There are a couple sources of treaty requirements regarding Shackleton’s whiskey and other historical relics. Resolution 3 from ATCM XXXII incorporated the Guidelines on Preservation of Historic Areas, which states:

“To that end, Parties should notify the other Parties of the discovery, indicating what remains have been found, and where and when. The consequences of removing such remains should be duly considered.
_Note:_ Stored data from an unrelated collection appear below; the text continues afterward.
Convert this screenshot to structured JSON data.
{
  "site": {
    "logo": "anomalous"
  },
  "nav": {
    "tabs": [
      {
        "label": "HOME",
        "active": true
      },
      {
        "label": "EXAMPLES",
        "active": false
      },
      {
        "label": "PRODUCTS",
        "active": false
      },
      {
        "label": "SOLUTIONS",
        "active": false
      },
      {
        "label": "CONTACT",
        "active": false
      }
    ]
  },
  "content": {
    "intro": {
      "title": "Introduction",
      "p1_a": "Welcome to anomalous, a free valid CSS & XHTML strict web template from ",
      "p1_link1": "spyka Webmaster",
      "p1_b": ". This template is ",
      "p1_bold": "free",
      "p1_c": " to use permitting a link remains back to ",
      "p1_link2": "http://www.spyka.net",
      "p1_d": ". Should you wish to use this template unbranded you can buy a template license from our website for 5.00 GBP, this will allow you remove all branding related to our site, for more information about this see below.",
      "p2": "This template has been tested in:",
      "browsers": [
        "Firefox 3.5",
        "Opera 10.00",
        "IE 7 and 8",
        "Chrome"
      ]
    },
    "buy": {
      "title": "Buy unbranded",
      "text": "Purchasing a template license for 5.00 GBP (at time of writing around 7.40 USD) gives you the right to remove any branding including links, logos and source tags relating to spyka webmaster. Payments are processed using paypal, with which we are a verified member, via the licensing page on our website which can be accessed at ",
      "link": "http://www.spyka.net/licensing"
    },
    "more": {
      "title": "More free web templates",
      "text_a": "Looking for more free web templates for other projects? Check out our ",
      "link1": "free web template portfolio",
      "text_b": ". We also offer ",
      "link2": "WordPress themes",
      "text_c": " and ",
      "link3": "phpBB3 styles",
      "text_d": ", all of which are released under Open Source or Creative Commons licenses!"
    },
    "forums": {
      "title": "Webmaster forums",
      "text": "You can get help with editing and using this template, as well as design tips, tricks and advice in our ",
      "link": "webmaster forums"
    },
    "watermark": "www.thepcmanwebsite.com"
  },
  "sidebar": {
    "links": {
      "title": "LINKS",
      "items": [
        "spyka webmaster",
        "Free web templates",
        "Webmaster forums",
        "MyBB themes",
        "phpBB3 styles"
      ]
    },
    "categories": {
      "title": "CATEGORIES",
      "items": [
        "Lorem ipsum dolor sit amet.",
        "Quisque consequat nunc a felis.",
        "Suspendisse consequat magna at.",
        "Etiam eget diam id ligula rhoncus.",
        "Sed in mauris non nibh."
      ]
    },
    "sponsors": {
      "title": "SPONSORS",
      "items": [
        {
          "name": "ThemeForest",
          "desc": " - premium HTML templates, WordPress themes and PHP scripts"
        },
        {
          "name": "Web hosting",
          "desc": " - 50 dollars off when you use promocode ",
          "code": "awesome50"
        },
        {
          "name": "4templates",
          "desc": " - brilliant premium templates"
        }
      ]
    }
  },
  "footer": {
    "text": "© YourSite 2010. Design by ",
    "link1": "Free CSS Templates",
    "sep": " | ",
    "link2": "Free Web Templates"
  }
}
If items nonetheless were removed from Antarctica, they should be delivered to the appropriate authorities or public institutions in the home country of the discoverer, and remain available upon request for research purposes.”

Measure 5 of ATCM XXXII, “Revised Management Plan for ASPA 121 (Cape Royds),” is more specifially relevant to the McKinley whiskey, as it addresses the handling and conservation of artifacts from the Nimrod Expedition. The plan became effective in July, 2009. Section 7(vii) requires that:

“Material may be collected or removed from the Area only in accordance with a permit should be limited to the minimum necessary to meet scientific or management needs.”

“Any new artifacts observed should be notified to the appropriate national authority. Relocation or removal of artifacts for the purposes of preservation, protection or to re-establish historical accuracy is
allowable by permit.”

So while recovering a sample of whiskey with a syringe to take back for study would qualify as a “scientific need,” it or any other materials retrieved must remain in the hands of a public institution and be available to other nations for research purposes. Incidentally, I do not know exactly what “permits” are required or where they are obtained from, but I find it depressing to know that not even the remote icefields of Antarctica are free from the strictures of bureaucracy.

Finally, part of me suspects that the whiskey retrieval mission is less about getting a sample of historical whiskey and more about an awesome publicity campaign. Or possibly just part of an advertising war between whiskey makers — Jameson’s may dive into the sea during a storm to recover a barrel of their whiskey, but McKinlay’s can trump that by sending an expedition to Antarctica to retrieve Shackleton’s lost whiskey cache.